Updated on 8 February 2017
The study by research firm Business Monitor International Ltd (BMI) states that Indonesia's objective of achieving universal healthcare by 2019 will be highly difficult.
Indonesia's pursuit of universal healthcare will remain difficult in 2017. First rolled out in January 2014, the authorities aimed to have fully enrolled the population into the national health insurance scheme Jaminan Kesehatan Nasional (JKN) by January 2019 while ensuring that 'high quality healthcare services' are equally accessible to the entire population. Reinforcing our long-held caution on the government's ambition for JKN], latest estimates suggest that only 66 per cent of the population were enrolled as of December 2016. This leaves the authorities two years to expand coverage to over 80mn people in the country - a challenging outcome given the experience of other emerging markets such as Vietnam and the Philippines as they move towards 100 per cent coverage.
Instead, we anticipate a more incremental expansion to the number of Indonesians under the JKN. This will continue to have a positive impact on the healthcare sector - dovetailing with rising household incomes, an integral driver of the overall market in value terms.
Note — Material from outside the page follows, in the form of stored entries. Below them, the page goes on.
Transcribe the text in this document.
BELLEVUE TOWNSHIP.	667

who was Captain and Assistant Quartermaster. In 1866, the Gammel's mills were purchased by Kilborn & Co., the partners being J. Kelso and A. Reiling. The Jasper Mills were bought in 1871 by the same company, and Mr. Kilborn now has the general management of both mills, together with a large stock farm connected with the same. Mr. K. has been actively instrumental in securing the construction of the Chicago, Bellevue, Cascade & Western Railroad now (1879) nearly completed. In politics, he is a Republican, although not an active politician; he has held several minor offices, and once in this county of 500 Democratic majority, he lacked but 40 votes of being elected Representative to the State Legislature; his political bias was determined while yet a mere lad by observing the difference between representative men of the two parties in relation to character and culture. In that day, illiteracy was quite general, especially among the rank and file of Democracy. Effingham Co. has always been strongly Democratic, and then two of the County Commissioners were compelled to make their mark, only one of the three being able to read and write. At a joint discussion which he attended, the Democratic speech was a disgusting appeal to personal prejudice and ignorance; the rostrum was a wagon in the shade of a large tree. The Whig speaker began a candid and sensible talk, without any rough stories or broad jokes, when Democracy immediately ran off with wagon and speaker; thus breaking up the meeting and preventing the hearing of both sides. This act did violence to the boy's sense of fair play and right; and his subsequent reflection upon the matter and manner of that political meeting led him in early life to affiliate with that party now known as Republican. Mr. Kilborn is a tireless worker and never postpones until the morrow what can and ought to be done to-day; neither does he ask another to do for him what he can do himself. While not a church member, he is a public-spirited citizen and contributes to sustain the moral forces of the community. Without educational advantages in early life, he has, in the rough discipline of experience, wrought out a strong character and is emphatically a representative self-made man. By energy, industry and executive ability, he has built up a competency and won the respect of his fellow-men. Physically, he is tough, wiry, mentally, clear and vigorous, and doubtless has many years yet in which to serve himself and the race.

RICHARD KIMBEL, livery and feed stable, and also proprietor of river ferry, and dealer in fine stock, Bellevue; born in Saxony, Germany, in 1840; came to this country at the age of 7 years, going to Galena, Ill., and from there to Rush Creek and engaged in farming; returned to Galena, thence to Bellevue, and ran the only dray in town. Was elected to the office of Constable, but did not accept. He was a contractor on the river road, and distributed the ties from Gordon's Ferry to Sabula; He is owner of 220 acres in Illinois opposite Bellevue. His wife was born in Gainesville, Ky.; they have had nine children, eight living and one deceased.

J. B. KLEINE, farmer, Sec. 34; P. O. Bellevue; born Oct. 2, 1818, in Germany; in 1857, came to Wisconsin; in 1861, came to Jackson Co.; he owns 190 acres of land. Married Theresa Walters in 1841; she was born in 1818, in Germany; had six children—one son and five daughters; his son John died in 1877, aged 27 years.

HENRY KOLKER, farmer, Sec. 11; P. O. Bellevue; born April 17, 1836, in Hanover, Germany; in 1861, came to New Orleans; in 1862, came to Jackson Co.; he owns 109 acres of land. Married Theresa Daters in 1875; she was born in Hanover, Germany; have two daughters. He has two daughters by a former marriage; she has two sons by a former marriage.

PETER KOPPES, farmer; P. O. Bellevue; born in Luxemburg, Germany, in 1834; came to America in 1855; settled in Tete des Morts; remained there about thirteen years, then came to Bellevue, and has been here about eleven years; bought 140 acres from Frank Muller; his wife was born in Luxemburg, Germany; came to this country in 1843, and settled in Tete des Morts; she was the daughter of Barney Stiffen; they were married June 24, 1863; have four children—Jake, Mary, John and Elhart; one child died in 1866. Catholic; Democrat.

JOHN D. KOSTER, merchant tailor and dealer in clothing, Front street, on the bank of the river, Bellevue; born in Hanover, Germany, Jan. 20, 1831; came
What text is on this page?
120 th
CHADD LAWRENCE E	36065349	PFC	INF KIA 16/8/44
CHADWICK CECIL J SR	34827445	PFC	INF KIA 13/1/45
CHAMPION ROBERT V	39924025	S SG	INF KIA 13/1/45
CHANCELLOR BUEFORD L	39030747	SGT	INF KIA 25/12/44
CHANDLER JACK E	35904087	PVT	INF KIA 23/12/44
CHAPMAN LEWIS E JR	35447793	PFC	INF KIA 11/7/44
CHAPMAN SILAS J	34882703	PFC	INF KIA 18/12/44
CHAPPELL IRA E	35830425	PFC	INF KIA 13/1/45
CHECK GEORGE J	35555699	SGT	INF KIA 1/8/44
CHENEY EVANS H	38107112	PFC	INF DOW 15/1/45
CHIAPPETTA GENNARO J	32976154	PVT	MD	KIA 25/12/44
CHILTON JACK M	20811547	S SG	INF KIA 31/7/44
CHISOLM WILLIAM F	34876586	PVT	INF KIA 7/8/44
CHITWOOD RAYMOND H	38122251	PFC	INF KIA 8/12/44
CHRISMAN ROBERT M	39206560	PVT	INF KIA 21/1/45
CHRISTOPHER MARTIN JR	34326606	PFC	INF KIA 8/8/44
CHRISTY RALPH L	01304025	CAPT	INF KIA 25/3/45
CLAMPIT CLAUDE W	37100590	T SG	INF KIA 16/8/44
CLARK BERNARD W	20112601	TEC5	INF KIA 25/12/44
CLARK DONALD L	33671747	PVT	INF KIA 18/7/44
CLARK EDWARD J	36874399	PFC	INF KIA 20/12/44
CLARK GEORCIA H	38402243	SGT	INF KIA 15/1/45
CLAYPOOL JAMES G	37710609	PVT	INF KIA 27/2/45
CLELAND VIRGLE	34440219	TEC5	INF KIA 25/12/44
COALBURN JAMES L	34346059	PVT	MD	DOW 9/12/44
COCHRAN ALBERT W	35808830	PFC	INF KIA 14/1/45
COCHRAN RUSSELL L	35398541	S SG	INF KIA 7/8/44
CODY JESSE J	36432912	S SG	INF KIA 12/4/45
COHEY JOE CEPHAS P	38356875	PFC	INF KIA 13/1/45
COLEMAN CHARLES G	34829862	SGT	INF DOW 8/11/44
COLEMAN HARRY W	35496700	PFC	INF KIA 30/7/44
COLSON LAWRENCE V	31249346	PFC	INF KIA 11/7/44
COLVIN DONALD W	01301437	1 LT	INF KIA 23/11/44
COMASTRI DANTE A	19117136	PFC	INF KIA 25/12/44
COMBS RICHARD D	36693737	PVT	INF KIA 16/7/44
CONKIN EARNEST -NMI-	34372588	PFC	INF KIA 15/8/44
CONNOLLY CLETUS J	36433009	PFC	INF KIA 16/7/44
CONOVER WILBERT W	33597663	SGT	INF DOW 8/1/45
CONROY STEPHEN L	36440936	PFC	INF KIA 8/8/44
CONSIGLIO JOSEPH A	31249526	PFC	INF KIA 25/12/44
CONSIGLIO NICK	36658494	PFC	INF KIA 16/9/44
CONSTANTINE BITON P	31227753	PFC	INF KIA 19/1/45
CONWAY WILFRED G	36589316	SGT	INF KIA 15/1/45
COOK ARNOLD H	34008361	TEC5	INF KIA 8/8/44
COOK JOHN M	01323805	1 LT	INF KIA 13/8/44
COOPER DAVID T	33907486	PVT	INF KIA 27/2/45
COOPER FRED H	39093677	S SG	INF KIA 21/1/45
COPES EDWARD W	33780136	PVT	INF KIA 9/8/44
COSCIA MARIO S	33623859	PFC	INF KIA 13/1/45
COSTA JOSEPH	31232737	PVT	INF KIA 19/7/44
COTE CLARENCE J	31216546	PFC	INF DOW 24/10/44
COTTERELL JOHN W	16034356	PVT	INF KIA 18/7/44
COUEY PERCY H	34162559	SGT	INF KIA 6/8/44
The introduction of a coordination of benefit (COB) scheme, which allows more affluent Indonesian patients to supplement coverage under the JKN with private health insurance, lends further weight to the role of private health spending to drive growth. We are forecasting healthcare spending in Indonesia to rise from IDR366,323bn (USD27bn) in 2016 to IDR1.1trn (USD70bn) by 2026, with a compound annual growth rate of 11.5 per cent in local currency terms and 9.9 per cent in US dollar terms.